The 22nm generation of chips is projected to go into production by 2016.The benefits of the new technique can be leveraged in multiple ways. Transistors can be shrunk, potentially doubling their count on a chip. Their speed can be accelerated more than 20 percent. Power leakage can be reduced by up to 80 percent and power consumption reduced by half.

"The sun is shining on industry collaboration," said Bob Wallace, professor of Electrical Engineering and Physics at the University of Texas at Dallas, who has worked with hafnium since the mid-90's to help win the duel between Moore's Law and nature's collective barrier to making smaller chips.

"Just when the industry was hardest pressed to predict the next answers to the challenges facing the continued progress of the semiconductor, hafnium is brought to the rescue. This is a great milestone for the countless researchers who've contributed to the university-industry collaborative effort."

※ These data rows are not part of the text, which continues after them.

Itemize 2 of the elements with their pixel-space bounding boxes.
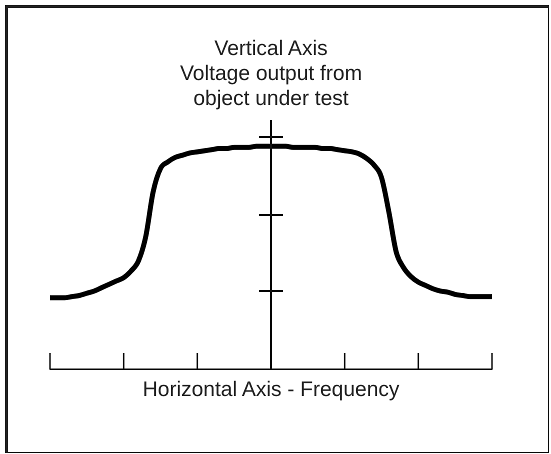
y-axis-title: Vertical Axis Voltage output from object under test xyxy=(178,36,364,111)
x-axis-title: Horizontal Axis - Frequency xyxy=(142,377,400,402)
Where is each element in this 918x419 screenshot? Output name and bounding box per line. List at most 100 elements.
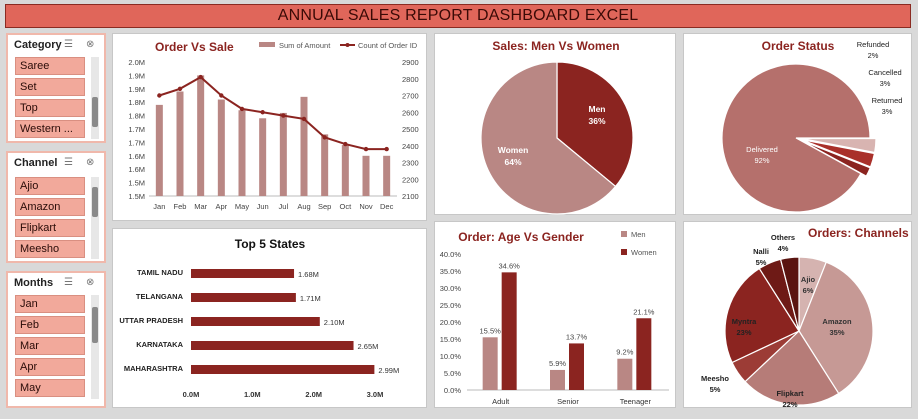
y-tick: 0.0% (444, 386, 461, 395)
slicer-item[interactable]: Saree (15, 57, 85, 75)
slicer-channel-label: Channel (14, 157, 58, 169)
multi-select-icon[interactable]: ☰ (64, 39, 73, 50)
slice-pct: 23% (736, 328, 751, 337)
state-bar (191, 365, 375, 374)
dashboard-title: ANNUAL SALES REPORT DASHBOARD EXCEL (277, 7, 639, 24)
state-value-label: 2.10M (324, 318, 345, 327)
slice-label: Delivered (746, 145, 778, 154)
pie-slice-flipkart (744, 330, 840, 406)
multi-select-icon[interactable]: ☰ (64, 277, 73, 288)
slicer-item[interactable]: May (15, 379, 85, 397)
slicer-channel[interactable]: Channel ☰ ⊗ Ajio Amazon Flipkart Meesho (6, 151, 106, 263)
clear-filter-icon[interactable]: ⊗ (86, 39, 95, 50)
clear-filter-icon[interactable]: ⊗ (86, 277, 95, 288)
x-tick: 3.0M (367, 390, 384, 399)
slicer-item[interactable]: Top (15, 99, 85, 117)
bar-value-label: 13.7% (566, 332, 588, 341)
bar-sum-of-amount (341, 145, 349, 196)
slice-label: Cancelled (868, 68, 901, 77)
y-left-tick: 1.5M (128, 179, 145, 188)
state-bar (191, 293, 296, 302)
slicer-item[interactable]: Western ... (15, 120, 85, 138)
slicer-item[interactable]: Apr (15, 358, 85, 376)
state-label: UTTAR PRADESH (119, 316, 183, 325)
bar-value-label: 34.6% (499, 261, 521, 270)
panel-order-vs-sale: Order Vs Sale Sum of Amount Count of Order… (112, 33, 427, 221)
slice-pct: 36% (588, 116, 605, 126)
x-tick: Teenager (620, 397, 652, 406)
chart-title: Top 5 States (235, 237, 306, 251)
multi-select-icon[interactable]: ☰ (64, 157, 73, 168)
slicer-item[interactable]: Amazon (15, 198, 85, 216)
x-tick: Senior (557, 397, 579, 406)
bar-value-label: 15.5% (480, 326, 502, 335)
legend-label: Men (631, 230, 646, 239)
line-point (177, 86, 183, 91)
slicer-item[interactable]: Mar (15, 337, 85, 355)
bar-sum-of-amount (383, 155, 391, 196)
slicer-scrollbar[interactable] (91, 177, 99, 259)
slicer-scrollbar[interactable] (91, 295, 99, 399)
slicer-scrollbar[interactable] (91, 57, 99, 139)
slice-pct: 64% (504, 157, 521, 167)
bar-value-label: 21.1% (633, 307, 655, 316)
bar-sum-of-amount (300, 96, 308, 196)
slice-label: Amazon (822, 317, 852, 326)
scroll-thumb[interactable] (92, 307, 98, 343)
state-label: KARNATAKA (136, 340, 183, 349)
legend-swatch (621, 231, 627, 237)
slice-label: Men (589, 104, 606, 114)
x-tick: Oct (339, 202, 352, 211)
line-point (384, 146, 389, 152)
x-tick: Jul (279, 202, 289, 211)
state-value-label: 2.65M (358, 342, 379, 351)
slicer-item[interactable]: Meesho (15, 240, 85, 258)
panel-sales-men-women: Sales: Men Vs Women Men 36% Women 64% (434, 33, 676, 215)
line-point (363, 146, 369, 152)
slicer-item[interactable]: Jan (15, 295, 85, 313)
slice-pct: 5% (710, 385, 721, 394)
y-right-tick: 2800 (402, 75, 419, 84)
x-tick: Jan (153, 202, 165, 211)
y-tick: 5.0% (444, 369, 461, 378)
slicer-months[interactable]: Months ☰ ⊗ Jan Feb Mar Apr May (6, 271, 106, 408)
state-value-label: 1.68M (298, 270, 319, 279)
slicer-item[interactable]: Set (15, 78, 85, 96)
dashboard-title-bar: ANNUAL SALES REPORT DASHBOARD EXCEL (5, 4, 911, 28)
y-tick: 25.0% (440, 301, 462, 310)
chart-title: Sales: Men Vs Women (492, 39, 619, 53)
y-left-tick: 1.9M (128, 71, 145, 80)
y-left-tick: 1.5M (128, 192, 145, 201)
pie-slice-refunded (801, 139, 872, 178)
panel-orders-channels: Orders: Channels Ajio 6% Amazon 35% Flipkart 2… (683, 221, 912, 409)
slicer-item[interactable]: Flipkart (15, 219, 85, 237)
slice-pct: 4% (778, 244, 789, 253)
pie-slice-men (556, 61, 634, 188)
line-point (322, 135, 327, 140)
y-right-tick: 2600 (402, 108, 419, 117)
slicer-months-label: Months (14, 277, 54, 289)
slicer-item[interactable]: Feb (15, 316, 85, 334)
state-label: MAHARASHTRA (124, 364, 184, 373)
slice-label: Myntra (732, 317, 757, 326)
scroll-thumb[interactable] (92, 187, 98, 217)
slice-pct: 22% (782, 400, 797, 409)
slice-pct: 2% (868, 51, 879, 60)
y-tick: 10.0% (440, 352, 462, 361)
scroll-thumb[interactable] (92, 97, 98, 127)
slice-label: Women (498, 145, 529, 155)
bar-sum-of-amount (238, 110, 246, 196)
bar-sum-of-amount (321, 134, 329, 196)
y-left-tick: 1.6M (128, 165, 145, 174)
slice-pct: 6% (803, 286, 814, 295)
legend-marker (345, 43, 350, 47)
x-tick: Dec (380, 202, 394, 211)
line-point (281, 113, 286, 118)
state-bar (191, 317, 320, 326)
clear-filter-icon[interactable]: ⊗ (86, 157, 95, 168)
slicer-item[interactable]: Ajio (15, 177, 85, 195)
pie-slice-cancelled (801, 139, 876, 168)
x-tick: 1.0M (244, 390, 261, 399)
bar-sum-of-amount (176, 91, 184, 196)
slicer-category[interactable]: Category ☰ ⊗ Saree Set Top Western ... (6, 33, 106, 143)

Since 1995, SRC has sponsored university research to explore possible alternatives to silicon dioxide insulator in the transistor structure. Utilizing material science studies, as well as prototype structures to explore the practical application issues, an improved fundamental understanding of a class of insulators containing hafnium, zirconium, tantalum, yttrium and other elements was achieved through systematic evaluations to determine the optimum material.

Hundreds of university researchers participated in a collaborative effort that included The University of Texas, North Carolina State, U.C. Berkeley, U.C. Santa Barbara, University of Minnesota, Penn State, Yale, Rutgers and others. As a result of this research, by the late 1990s compounds containing hafnium became leading candidates to replace silicon dioxide.